The army, which has now swelled to proportions seldom seen in Acheh, at length begins to move. Here we learn the character of an Achehnese warlike expedition. Neither chiefs nor subjects make any provision for a suitable commissariat, so that the passage of the troops is a perfect plague to the inhabitants of the districts they traverse. The sugarcane gardens which they pass on the way are plundered to the last section of the last cane, and the stragglers of this hungry and thirsty troop quarrel violently over the refuse.

At Kruëng Raya, a considerable trading centre, they are unable to resist the temptation of looting all the cloth-stuffs in the storehouses of the Kling traders,[1] and even depriving them of the clothes they wear, leaving them only their nether garments.

With loud lamentations these Klings repair to the capital and make their complaints in the Dalam. The Raja Muda gives them scant consolation. Why, asks the king, do these people come here now with their jabbering complaints, instead of getting their merchandise into safety in good time? They might have known that the troops were on the march, and what they had to expect when they arrived.

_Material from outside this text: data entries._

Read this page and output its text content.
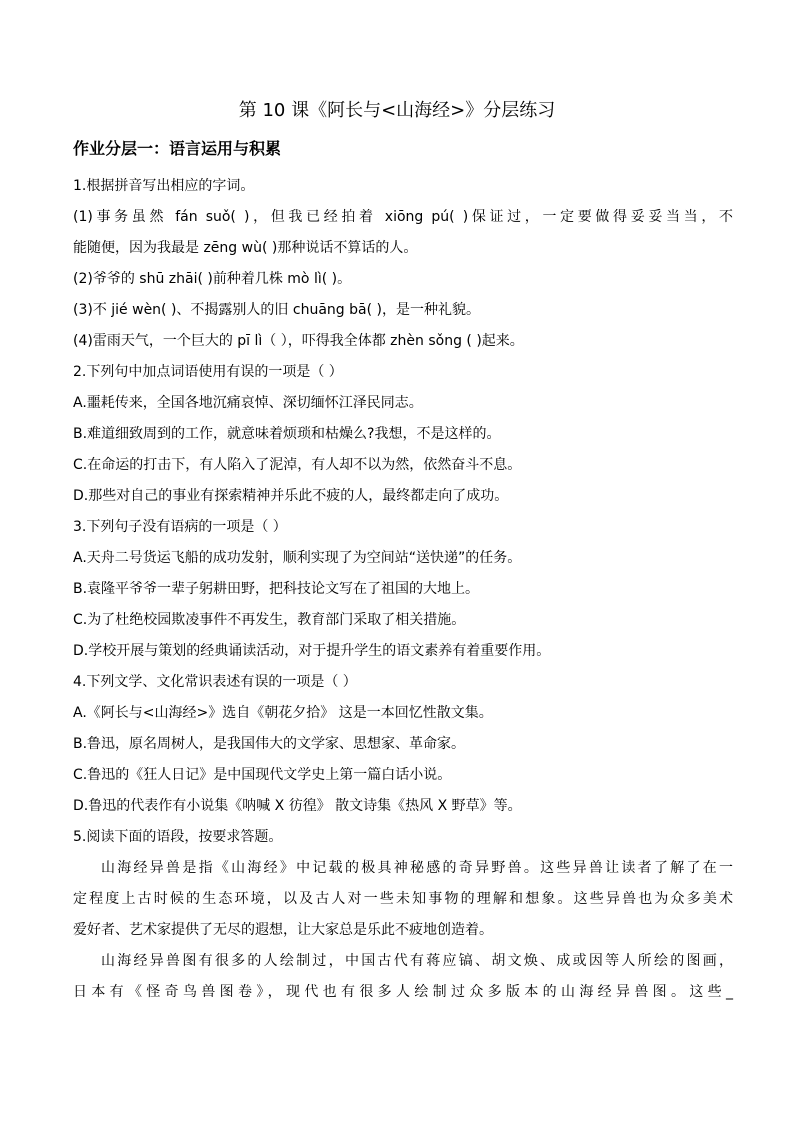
第 10 课《阿长与<山海经>》分层练习
作业分层一：语言运用与积累
1.根据拼音写出相应的字词。
(1)事务虽然 fán suǒ( )，但我已经拍着 xiōng pú( )保证过，一定要做得妥妥当当，不
能随便，因为我最是 zēng wù( )那种说话不算话的人。
(2)爷爷的 shū zhāi( )前种着几株 mò lì( )。
(3)不 jié wèn( )、不揭露别人的旧 chuāng bā( )，是一种礼貌。
(4)雷雨天气，一个巨大的 pī lì（ ），吓得我全体都 zhèn sǒng ( )起来。
2.下列句中加点词语使用有误的一项是（ ）
A.噩耗传来，全国各地沉痛哀悼、深切缅怀江泽民同志。
B.难道细致周到的工作，就意味着烦琐和枯燥么?我想，不是这样的。
C.在命运的打击下，有人陷入了泥淖，有人却不以为然，依然奋斗不息。
D.那些对自己的事业有探索精神并乐此不疲的人，最终都走向了成功。
3.下列句子没有语病的一项是（ ）
A.天舟二号货运飞船的成功发射，顺利实现了为空间站“送快递”的任务。
B.袁隆平爷爷一辈子躬耕田野，把科技论文写在了祖国的大地上。
C.为了杜绝校园欺凌事件不再发生，教育部门采取了相关措施。
D.学校开展与策划的经典诵读活动，对于提升学生的语文素养有着重要作用。
4.下列文学、文化常识表述有误的一项是（ ）
A.《阿长与<山海经>》选自《朝花夕拾》 这是一本回忆性散文集。
B.鲁迅，原名周树人，是我国伟大的文学家、思想家、革命家。
C.鲁迅的《狂人日记》是中国现代文学史上第一篇白话小说。
D.鲁迅的代表作有小说集《呐喊 X 彷徨》 散文诗集《热风 X 野草》等。
5.阅读下面的语段，按要求答题。
山海经异兽是指《山海经》中记载的极具神秘感的奇异野兽。这些异兽让读者了解了在一
定程度上古时候的生态环境，以及古人对一些未知事物的理解和想象。这些异兽也为众多美术
爱好者、艺术家提供了无尽的遐想，让大家总是乐此不疲地创造着。
山海经异兽图有很多的人绘制过，中国古代有蒋应镐、胡文焕、成或因等人所绘的图画，
日本有《怪奇鸟兽图卷》，现代也有很多人绘制过众多版本的山海经异兽图。这些_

Before the arrival of the hostile forces at the capital, Jeumalōy is prepared for great events by a dream, in which he sees his palace and all around it devastated by flood and tempest. He makes all ready to sustain a siege, especially his fortifications in Gampōng Jawa, Peunayōng and Meuraʾsa, and assigns to each of his four sons a fixed share in the task of defence.

Prince Muhamat makes the necessary vows to secure for his undertaking the favour and support of Allah and visits his brother the king in the Dalam. "It is better," says the latter, "for me to remain here and pray for your success than myself to take part in the hostilities; otherwise who would protect the royal residence?" The hot blooded young prince raises no objection to this proposal.

It was no empty warning that Pangulèë Beunaròë had received from his mother. At the outset the cannon and musketry fire from Jeumalōy's


  1. In vol. I (p. 169) we saw how the contempt of the lives and property of Klings is a byword in Acheh; they are extremely timorous and have no kawōm to take vengeance for their wrongs.